En cierto sentido, el aislamiento español había evitado que el país sufriera los embates de las dos guerras mundiales. Pero el ostracismo internacional en los años cincuenta solo perpetuaba un régimen cada vez más anacrónico.

Salvador de Madariaga, líder clave del europeísmo, enfatizó la necesidad de insertar a España en las Comunidades Europeas.

Así, con ocasión de la participación en el IV Congreso del Movimiento Europeo de Múnich en 1962, se consiguió reconciliar simbólicamente a diversos grupos antifranquistas con la vía de consenso. Allí estaban exfalangistas como Dionisio Ridruejo, poumistas como Julián Gorkin, monárquicos como Gil Robles y socialistas como Rodolfo Llopis.

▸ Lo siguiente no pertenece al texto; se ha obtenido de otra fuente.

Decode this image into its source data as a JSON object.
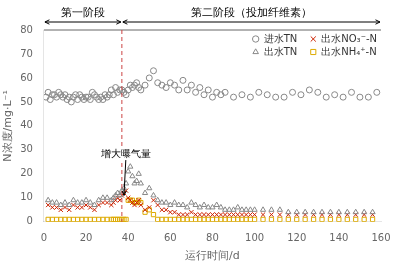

En la clausura del Congreso, Madariaga expresó la sensación compartida de que en la ciudad alemana había terminado simbólicamente la Guerra Civil. El régimen franquista reaccionó con virulencia para evitar que aquella imagen de unidad entre exiliados tomara forma política o simbólica dentro del país. De inmediato calificó el encuentro como una conspiración subversiva, orquestada por “rojos y separatistas”, y desató una campaña de propaganda que lo presentó como un “contubernio antiespañol”. El gobierno sancionó a los participantes españoles con detenciones, destierros internos como el envío forzoso a Canarias, retirada de pasaportes y vigilancia policial.

Sin embargo, Múnich impulsó una cultura de consenso y reconciliación que posteriormente fue recuperada y resignificada durante la Transición española, promoviendo movimientos políticos para aproximar a socialistas y monárquicos en el exilio.

Una lección para el presente

A pesar de que no constituyó una fuerza con capacidad movilizadora de masas ni contó con estructuras formales, la tercera España dejó huella en varias dimensiones.

Por un lado, proporcionó un marco ético alternativo a la confrontación excluyente de la guerra y postuló la coexistencia necesaria de los españoles. Como comentaba socarronamente el escritor Josep Pla, no puede cortarse un queso por la mitad y que una parte sea de bola y la otra de gruyer. Por otro lado, al hacer de la reconciliación un imperativo tras el fratricidio, preparó el terreno para la reforma política. Incubó así los pactos de consenso que cristalizarían en la Constitución de 1978.

Hoy, cuando las sociedades vuelven a experimentar formas de antagonismo extremo, la experiencia de la “tercera España” invita a reconsiderar la viabilidad de un espacio político basado en el diálogo y el reconocimiento mutuo de posiciones antes irreconciliables. Este grupo heterogéneo se unió precisamente en el rechazo al triste fatalismo de las “dos Españas”. Aunque nunca se tradujo en un proyecto político, su legado cultural proporcionó un anteproyecto clave para la convivencia plural en los albores de la España democrática.